CELSO AMORIM: Como referi antes, nós procuramos manter uma relação ampla com diferentes interlocutores. As críticas que sofremos vieram mais da mídia brasileira do que de outros países. Nossa política em relação ao Irã, por exemplo, não foi para mudar esse país. O objetivo era contribuir para a paz, tentando encontrar uma solução para a questão nuclear. Quem mudou de ideia no meio do caminho foram os Estados Unidos. O próprio El Baradei (ex-diretor geral da Agência de Energia Atômica), que agora voltou a cena no Egito, chegou a dizer, comentando a Declaração de Teerã, que quem estava contra ela é porque, no fundo, não aceitava o sim como resposta.

Acredito que nós precisamos de países com capacidade de ver o mundo com uma visão menos maniqueísta. Agora, todo mundo está chamando Mubarak e Ben Ali de ditadores. Até bem pouco tempo não assim. A maioria da imprensa internacional não os chamava de ditadores. O importante é saber respeitar a vontade e a decisão do povo de cada país. O Brasil tem essa capacidade reconhecida mundialmente. Várias vezes fomos requisitados para ajudar na interlocução entre países. O primeiro-ministro israelense, Benjamin Netanyahu, por exemplo, nos pediu para ajudar a retomar o diálogo com a Síria. O Brasil tem essa capacidade de diálogo que não demoniza o outro. Essa é a pior coisa que pode acontecer na relação entre os países: demonizar o outro. Não se pode, repito, ignorar a presença da Irmandade Islâmica ou do Hamas. Podemos não gostar destas organizações. Isso é outra coisa. Mas estamos que estar prontos para conversar.

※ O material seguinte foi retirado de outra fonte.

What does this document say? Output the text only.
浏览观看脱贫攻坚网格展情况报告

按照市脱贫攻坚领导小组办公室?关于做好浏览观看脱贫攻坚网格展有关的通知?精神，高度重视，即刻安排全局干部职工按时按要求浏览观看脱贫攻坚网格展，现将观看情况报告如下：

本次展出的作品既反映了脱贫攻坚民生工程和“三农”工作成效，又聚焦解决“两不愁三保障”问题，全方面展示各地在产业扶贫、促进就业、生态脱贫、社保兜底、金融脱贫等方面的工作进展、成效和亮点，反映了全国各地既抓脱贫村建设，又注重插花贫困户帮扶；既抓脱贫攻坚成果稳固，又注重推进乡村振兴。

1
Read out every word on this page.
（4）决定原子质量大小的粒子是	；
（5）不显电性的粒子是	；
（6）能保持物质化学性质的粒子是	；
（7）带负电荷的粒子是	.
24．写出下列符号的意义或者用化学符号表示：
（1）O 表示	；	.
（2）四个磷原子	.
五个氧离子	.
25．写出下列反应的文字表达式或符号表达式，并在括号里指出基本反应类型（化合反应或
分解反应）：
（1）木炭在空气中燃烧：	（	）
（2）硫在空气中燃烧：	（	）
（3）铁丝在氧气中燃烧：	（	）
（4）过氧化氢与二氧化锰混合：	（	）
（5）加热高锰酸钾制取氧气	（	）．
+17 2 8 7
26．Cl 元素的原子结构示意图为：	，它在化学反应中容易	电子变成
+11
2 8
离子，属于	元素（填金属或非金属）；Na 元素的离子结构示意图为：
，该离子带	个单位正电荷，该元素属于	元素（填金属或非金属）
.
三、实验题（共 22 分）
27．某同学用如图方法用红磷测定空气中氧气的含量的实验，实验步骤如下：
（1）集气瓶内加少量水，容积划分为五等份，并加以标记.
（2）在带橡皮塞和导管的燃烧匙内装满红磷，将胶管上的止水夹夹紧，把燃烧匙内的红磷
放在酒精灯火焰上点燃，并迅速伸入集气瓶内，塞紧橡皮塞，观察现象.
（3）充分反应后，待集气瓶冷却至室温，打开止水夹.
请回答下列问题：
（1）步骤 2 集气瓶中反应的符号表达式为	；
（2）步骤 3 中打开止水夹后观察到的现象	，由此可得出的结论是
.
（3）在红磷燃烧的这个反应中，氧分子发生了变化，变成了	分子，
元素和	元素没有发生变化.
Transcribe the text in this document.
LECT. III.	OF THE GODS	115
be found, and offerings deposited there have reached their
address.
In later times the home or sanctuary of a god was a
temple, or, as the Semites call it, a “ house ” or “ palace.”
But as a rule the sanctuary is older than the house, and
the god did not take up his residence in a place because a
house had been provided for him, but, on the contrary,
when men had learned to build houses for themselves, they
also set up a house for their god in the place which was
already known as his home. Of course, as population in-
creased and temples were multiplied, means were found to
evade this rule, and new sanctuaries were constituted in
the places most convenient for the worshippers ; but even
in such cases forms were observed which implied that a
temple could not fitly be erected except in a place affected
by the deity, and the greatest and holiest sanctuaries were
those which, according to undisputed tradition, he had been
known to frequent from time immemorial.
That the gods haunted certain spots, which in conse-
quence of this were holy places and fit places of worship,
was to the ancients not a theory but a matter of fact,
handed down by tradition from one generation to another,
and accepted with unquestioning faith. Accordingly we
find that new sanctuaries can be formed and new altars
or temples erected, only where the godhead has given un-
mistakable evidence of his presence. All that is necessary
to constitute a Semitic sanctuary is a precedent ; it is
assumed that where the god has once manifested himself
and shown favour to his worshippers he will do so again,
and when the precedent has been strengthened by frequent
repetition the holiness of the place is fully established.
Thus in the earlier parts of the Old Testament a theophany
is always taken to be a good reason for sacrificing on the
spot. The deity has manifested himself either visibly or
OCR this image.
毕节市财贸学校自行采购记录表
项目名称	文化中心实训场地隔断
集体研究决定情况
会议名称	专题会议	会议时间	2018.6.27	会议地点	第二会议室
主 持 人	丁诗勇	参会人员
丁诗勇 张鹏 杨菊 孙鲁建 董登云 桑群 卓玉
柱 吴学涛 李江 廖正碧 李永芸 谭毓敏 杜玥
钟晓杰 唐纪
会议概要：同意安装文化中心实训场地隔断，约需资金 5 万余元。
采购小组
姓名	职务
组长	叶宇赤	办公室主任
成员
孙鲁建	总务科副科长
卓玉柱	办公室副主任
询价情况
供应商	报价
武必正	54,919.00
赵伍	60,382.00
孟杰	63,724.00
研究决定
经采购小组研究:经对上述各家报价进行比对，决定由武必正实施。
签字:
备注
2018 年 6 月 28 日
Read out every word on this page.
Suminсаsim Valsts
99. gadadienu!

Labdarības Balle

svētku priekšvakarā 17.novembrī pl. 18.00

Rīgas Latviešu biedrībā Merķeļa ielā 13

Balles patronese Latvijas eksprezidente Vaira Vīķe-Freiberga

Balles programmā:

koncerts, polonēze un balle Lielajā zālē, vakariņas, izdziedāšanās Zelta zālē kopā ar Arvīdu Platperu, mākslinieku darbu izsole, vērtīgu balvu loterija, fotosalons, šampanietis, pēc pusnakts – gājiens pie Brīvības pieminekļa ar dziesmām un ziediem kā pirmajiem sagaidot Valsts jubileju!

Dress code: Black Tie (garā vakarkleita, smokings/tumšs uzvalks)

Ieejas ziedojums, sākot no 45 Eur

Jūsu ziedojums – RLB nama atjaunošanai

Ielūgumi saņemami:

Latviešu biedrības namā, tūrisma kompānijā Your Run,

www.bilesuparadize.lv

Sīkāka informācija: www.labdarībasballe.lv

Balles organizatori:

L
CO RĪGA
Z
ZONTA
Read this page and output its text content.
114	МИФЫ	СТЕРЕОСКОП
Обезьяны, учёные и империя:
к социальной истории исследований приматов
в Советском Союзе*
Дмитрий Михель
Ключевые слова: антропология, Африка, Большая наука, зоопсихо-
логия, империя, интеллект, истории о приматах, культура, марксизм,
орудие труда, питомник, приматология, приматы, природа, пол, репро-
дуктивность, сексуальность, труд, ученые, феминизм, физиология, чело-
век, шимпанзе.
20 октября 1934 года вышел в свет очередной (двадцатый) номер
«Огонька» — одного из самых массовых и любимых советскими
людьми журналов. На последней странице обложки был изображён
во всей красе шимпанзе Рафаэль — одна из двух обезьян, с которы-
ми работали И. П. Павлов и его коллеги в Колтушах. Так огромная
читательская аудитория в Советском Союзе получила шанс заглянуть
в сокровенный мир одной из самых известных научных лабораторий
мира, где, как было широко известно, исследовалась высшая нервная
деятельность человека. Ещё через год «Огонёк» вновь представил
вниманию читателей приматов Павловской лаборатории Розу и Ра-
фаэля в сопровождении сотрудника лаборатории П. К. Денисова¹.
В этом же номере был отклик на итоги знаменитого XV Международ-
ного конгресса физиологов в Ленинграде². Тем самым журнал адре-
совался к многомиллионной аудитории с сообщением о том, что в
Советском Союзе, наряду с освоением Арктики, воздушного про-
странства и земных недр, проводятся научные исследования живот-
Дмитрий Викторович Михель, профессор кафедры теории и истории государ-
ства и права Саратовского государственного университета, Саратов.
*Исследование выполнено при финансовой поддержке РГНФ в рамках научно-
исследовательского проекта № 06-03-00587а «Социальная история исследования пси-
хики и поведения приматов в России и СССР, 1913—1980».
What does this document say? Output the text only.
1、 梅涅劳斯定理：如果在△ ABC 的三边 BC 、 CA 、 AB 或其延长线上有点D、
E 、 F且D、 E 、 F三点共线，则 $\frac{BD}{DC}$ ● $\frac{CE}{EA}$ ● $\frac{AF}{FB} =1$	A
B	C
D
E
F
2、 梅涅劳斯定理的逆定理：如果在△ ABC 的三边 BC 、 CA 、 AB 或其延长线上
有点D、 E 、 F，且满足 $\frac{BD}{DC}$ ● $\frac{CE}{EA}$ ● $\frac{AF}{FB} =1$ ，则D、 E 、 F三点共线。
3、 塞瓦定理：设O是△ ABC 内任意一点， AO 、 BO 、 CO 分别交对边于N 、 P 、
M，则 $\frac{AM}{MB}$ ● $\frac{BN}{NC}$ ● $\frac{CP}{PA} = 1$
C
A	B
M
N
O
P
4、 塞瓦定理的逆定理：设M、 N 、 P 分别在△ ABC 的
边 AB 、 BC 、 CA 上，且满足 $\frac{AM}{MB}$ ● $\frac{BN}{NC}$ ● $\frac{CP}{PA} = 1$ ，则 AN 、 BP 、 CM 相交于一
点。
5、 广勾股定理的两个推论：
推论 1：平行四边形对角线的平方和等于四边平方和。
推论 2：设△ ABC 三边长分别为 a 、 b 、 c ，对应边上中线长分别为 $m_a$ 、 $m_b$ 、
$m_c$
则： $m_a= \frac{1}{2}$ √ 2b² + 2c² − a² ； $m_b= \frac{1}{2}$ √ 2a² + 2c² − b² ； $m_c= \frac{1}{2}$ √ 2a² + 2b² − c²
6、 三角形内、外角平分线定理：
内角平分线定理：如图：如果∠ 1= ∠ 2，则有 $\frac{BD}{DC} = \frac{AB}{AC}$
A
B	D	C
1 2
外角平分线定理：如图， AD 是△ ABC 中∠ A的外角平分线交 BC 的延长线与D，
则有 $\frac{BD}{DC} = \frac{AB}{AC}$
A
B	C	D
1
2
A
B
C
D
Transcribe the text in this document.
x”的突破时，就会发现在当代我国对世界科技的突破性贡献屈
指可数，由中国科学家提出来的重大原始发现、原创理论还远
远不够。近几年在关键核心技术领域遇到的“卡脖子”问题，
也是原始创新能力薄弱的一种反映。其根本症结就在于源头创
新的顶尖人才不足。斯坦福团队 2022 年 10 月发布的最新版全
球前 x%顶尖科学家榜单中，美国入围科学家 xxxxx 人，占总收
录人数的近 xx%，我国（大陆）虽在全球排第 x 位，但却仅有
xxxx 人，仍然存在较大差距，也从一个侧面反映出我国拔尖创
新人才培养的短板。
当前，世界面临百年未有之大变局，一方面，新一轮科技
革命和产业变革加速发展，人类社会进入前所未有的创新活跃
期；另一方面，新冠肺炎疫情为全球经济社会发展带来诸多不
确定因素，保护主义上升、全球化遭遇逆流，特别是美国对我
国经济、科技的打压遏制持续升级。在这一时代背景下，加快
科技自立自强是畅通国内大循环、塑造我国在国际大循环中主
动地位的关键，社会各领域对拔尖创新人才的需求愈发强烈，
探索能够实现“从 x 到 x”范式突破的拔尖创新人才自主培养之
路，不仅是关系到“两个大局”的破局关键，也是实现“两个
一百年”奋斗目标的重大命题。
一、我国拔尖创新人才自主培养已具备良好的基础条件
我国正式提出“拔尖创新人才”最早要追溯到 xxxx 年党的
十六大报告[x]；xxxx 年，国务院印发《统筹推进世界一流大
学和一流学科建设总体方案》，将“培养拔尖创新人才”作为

Espero que o Brasil faça jus às expectativas que existem sobre ele, sobre sua capacidade de diálogo e interlocução. Não se trata de mania de grandeza. Nós temos essa capacidade de diálogo e ela é requisitada. Seguramente o Brasil tem a possibilidade, e eu diria mesmo a necessidade, de ter essa participação e ajudar a construir a paz. Até porque esses fatos nos afetam diretamente. Basta ver o preço do petróleo que está aí aumentando em função dos conflitos.